One forum for this might be the recently formed Society of Claims Professionals. Set up by the Chartered Insurance Institute, it is now home to the tens of thousands of its members working in claims. The committee overseeing it is full of the very people with the authority to steer insurance claims in the right direction. Yet is there the appetite within the Society to take on challenges like the uses to which predictive analytics appears to being put in claims? Time will of course tell and the Society judged (not least by the FCA) accordingly.
An Admission
Finally, while writing this post, it struck me that I’d done some predictive analytics of claims myself in the past. Back in about 1987, the broking firm I worked for had a very safety conscious client who sent it all sorts of data, including on both near miss and actual accidents at work. No one in the broking firm did anything with the near miss data, so one dull day, I loaded it all into my PC (one of only two PCs in the entire firm) and started modelling it.

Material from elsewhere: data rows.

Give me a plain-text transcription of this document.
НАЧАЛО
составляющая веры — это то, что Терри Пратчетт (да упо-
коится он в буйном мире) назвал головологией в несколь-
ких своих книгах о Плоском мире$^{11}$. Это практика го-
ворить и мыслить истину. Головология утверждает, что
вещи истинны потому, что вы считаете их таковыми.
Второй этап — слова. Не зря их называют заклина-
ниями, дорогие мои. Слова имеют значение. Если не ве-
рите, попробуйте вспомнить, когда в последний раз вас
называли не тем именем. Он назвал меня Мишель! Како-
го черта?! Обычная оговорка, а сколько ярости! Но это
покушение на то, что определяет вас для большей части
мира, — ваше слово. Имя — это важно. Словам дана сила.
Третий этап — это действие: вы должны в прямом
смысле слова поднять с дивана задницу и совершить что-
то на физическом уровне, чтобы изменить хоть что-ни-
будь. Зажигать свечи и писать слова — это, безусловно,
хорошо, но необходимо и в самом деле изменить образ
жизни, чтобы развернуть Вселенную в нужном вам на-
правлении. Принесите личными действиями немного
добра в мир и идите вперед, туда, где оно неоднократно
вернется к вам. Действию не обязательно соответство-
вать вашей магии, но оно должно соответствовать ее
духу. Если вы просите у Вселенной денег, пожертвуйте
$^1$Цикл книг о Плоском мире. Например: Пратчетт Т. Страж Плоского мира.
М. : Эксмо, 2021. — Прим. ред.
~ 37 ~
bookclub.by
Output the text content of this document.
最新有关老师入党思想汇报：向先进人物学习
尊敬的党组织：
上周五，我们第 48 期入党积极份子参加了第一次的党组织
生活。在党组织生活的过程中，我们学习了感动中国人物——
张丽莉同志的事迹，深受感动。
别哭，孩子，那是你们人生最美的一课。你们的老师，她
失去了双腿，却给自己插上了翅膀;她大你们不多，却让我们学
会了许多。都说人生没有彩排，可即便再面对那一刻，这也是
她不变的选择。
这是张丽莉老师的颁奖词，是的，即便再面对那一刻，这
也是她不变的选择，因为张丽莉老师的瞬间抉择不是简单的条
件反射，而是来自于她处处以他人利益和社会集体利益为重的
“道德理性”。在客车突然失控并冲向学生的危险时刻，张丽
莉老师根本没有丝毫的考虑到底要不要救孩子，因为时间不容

Patterns started to emerge and the subsequent report told the client to watch out for three combinations of events. They loved it. It confirmed what they already suspected and helped them deliver an evidence based response. It also showed them that their broker understood what mattered to them and was supporting them in that. The result were fewer accidents and a loyal client. I was predicting claims, in order to avoid them. Yet I was doing so in the best interests of this client.
My point is that predictive analytics in claims is not automatically a bad thing. What does matter is the direction that is given to it and the leadership around how that direction is followed. Both have an important ethical dimension that the sector needs to fully grasp and deliver.